Voici un spectacle sans filtre ou les spectateurs sont en prise directe avec l’anéantissement des ouvriers par des mécanismes sociaux qui les broient. On sent le linge sale, la vapeur de la blanchisserie dans un décor minimaliste. Un établi figure l’échoppe de Gervaise, une table est à la fois espace de fête, comptoir du bar l’Assommoir, cimetière de bouteilles couvert de détritus lorsqu’à la fin plus rien ne tient, que quelque chose s’est fracassé, « le grand ressort de la famille, la mécanique qui chez les gens heureux fait battre les cœurs ensemble ».

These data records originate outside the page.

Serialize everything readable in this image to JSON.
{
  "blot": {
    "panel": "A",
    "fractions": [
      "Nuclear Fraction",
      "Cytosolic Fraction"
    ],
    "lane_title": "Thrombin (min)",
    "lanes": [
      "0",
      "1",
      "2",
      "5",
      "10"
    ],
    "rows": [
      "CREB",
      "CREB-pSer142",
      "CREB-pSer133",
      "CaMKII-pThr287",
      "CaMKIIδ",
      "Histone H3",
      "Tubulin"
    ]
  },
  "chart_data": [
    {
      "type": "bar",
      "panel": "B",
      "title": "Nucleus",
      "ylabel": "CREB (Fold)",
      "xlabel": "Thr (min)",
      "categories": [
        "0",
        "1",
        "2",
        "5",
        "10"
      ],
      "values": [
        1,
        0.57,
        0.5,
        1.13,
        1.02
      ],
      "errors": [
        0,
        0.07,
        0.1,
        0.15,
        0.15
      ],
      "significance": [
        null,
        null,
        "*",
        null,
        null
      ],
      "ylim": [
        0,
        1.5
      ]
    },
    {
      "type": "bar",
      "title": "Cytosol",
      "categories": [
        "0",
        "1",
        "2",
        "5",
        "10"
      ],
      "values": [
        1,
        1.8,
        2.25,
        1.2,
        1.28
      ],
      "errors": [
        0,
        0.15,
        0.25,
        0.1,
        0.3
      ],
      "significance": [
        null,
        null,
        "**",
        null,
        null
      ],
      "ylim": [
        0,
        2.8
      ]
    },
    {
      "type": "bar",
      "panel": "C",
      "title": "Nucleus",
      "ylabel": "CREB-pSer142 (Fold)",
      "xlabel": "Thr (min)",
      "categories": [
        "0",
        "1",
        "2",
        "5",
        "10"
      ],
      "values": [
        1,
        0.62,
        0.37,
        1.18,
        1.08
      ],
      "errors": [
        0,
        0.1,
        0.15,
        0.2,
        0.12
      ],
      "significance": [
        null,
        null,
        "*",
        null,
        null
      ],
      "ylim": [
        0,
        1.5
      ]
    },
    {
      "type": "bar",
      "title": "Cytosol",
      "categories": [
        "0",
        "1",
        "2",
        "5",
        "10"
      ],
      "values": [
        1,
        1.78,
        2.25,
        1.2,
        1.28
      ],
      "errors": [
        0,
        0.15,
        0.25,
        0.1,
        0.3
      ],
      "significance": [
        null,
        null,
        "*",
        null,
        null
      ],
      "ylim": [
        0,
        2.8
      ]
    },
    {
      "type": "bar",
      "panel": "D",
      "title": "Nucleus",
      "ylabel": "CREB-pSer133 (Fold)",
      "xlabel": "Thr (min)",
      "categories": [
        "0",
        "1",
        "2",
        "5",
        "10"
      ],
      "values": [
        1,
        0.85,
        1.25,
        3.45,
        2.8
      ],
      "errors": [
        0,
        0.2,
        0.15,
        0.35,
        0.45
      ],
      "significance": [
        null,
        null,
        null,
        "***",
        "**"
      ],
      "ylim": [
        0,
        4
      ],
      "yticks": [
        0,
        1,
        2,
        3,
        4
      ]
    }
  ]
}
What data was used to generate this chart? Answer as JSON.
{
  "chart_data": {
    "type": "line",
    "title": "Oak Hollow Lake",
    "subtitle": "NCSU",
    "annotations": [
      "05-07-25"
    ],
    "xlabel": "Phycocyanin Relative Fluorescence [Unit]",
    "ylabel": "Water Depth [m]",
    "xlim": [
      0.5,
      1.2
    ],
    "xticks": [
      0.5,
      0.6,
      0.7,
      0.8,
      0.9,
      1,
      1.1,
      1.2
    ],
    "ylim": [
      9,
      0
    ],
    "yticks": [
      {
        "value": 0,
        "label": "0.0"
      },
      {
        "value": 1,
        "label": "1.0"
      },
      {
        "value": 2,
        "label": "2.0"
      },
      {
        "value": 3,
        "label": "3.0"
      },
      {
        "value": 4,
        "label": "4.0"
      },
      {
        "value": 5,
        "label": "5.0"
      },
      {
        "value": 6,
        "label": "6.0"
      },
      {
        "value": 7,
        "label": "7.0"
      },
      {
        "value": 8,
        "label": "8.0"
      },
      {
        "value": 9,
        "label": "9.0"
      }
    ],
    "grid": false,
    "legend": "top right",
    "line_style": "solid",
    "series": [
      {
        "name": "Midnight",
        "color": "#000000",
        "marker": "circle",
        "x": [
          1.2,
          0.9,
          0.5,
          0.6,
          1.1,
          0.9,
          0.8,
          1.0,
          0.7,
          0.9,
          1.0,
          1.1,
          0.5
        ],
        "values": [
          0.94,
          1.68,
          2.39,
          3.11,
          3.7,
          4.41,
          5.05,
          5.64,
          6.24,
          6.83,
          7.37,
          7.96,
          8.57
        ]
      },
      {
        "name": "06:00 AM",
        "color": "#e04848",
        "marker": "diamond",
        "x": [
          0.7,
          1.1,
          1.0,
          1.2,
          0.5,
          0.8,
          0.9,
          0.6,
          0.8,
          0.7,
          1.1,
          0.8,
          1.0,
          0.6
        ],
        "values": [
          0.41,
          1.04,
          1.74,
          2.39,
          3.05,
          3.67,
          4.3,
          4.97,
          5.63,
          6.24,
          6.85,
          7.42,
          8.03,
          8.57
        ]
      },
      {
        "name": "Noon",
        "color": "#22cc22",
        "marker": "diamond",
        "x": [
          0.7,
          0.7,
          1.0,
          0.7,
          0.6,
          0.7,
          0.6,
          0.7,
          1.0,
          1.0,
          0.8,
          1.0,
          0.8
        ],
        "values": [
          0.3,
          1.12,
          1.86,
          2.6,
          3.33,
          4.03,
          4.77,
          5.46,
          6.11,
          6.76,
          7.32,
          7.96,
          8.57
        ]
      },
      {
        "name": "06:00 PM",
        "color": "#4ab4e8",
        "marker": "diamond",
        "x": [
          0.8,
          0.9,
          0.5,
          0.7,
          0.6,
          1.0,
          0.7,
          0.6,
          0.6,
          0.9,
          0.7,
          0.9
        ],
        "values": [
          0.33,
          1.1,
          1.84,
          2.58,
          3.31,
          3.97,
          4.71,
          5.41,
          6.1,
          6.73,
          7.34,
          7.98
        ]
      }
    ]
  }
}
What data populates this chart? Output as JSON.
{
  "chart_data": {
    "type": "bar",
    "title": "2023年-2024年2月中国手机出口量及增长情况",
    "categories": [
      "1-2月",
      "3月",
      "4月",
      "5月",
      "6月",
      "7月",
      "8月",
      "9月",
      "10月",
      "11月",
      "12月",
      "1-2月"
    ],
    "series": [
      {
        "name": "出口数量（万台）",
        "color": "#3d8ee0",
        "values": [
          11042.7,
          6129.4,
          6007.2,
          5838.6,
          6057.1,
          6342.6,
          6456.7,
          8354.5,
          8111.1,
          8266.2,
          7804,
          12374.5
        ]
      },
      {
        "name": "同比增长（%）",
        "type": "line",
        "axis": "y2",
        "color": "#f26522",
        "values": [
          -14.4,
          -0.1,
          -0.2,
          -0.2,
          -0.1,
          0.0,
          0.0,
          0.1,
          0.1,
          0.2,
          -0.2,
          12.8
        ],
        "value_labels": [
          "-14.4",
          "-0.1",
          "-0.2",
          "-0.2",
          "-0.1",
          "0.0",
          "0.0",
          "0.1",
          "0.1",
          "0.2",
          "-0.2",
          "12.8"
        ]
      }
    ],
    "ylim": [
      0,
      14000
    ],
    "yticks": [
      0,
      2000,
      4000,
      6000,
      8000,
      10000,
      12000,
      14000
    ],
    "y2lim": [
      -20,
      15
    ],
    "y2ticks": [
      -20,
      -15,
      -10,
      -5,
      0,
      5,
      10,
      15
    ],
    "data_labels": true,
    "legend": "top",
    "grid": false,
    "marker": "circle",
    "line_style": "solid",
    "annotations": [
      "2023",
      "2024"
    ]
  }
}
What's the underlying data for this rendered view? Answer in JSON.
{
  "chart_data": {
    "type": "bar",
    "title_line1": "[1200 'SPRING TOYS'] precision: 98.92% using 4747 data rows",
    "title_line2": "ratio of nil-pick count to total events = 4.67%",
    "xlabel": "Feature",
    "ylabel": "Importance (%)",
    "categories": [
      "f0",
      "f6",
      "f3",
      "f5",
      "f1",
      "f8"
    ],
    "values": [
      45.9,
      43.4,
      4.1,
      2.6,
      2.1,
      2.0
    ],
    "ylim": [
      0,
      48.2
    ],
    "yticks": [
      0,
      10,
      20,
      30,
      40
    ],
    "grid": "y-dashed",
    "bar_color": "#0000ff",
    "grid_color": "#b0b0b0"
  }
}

« Il faut que ça pète », écrivait Zola. Plutôt qu’à une révolte c’est à une lente implosion familiale qu’il nous convie. Anne Barbot y puise un questionnement intemporel sur la misère sociale. L’adaptation théâtrale de L’Assommoir en 1879 avait rencontré un succès considérable à Paris et en province, la pièce était restée à l’affiche une année entière. Souhaitons la même fortune à ce spectacle nécessaire.

Sylvie Boursier

Photo © Simon Gosselin

Le Baiser comme une première chute mise en scène d’Agathe Peyrard et Anne Barbot du 1 décembre au jeudi 16 décembre 2021 au théâtre Gérard Philippe de Saint Denis. Du 22 au 26 mars 2022 au Théâtre Romain Rolland, Villejuif, du 31 mars au 2 avril 2022 à Fontenay-sous-Bois, du 7 au 9 mai 2022 au Centre dramatique national de Thionville.
L’Assommoir d’Emile Zola, Le livre de poche.